Gemini nails the labor cost math—pilot contracts post-2022 are brutal—but oversimplifies. Integration risk isn't just seniority lists; it's that United's margins are already compressed. Kirby can't afford a two-year integration tax when fuel hedges roll off and demand normalizes. ChatGPT's minority-stake model deserves more weight: it captures some synergies without the labor nightmare. But nobody's flagged the real constraint: United's debt-to-EBITDA is already elevated. They lack balance sheet capacity for even 'light' M&A without equity dilution or asset sales.
"Elevated leverage plus labor costs together eliminate M&A optionality, exposing United's international pivot to cash-flow shortfalls."

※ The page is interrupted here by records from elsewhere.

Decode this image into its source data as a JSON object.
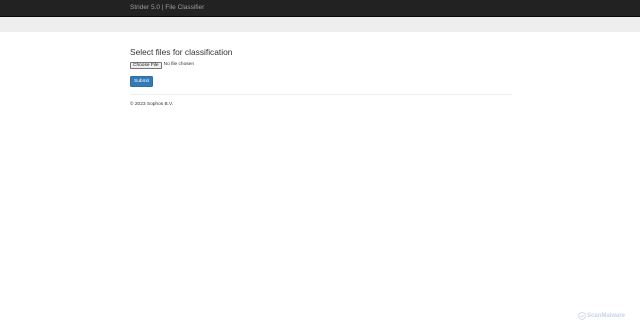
{
  "navbar": {
    "brand": "Strider 5.0 | File Classifier"
  },
  "main": {
    "heading": "Select files for classification",
    "file_input": {
      "button_label": "Choose File",
      "status": "No file chosen"
    },
    "submit_label": "Submit"
  },
  "footer": {
    "copyright": "© 2023 Sophos B.V."
  },
  "watermark": {
    "text": "ScanMalware"
  },
  "colors": {
    "navbar_bg": "#222222",
    "navbar_text": "#9d9d9d",
    "jumbotron_bg": "#eeeeee",
    "primary": "#337ab7"
  }
}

Claude's debt-to-EBITDA constraint directly undermines Gemini's labor-cost thesis: United cannot fund integration or even light partnerships without dilution when leverage is already stretched, regardless of 30-40% pilot hikes. This forces a narrower international premium bet that leaves domestic margins exposed if fuel hedges unwind faster than expected, a dynamic the regional deals avoid entirely.
"Even with labor and debt headwinds, light, financing-backed partnerships can unlock value without full M&A, challenging the idea that no deals are possible at any scale."
Gemini is correct that debt/EBITDA and pilot cost headwinds complicate any deal, but that isn’t a hard stop. United could access value through light, capital-efficient structures: sale-leasebacks, asset-light joint ventures, or non-controlling minority stakes that mimic synergies without full integration. If financing is available on favorable terms, the 'no light deals' thesis overstates the risk. Risk remains regulatory/labor drag, but funding options exist that Gemini underestimates.
Despite regulatory challenges, United is unlikely to pursue large-scale M&A due to high labor costs and integration risks, elevated debt levels, and compressed margins. The panel agrees that United will focus on international expansion and partnerships, but there's disagreement on whether this is a strategic shift or a necessity.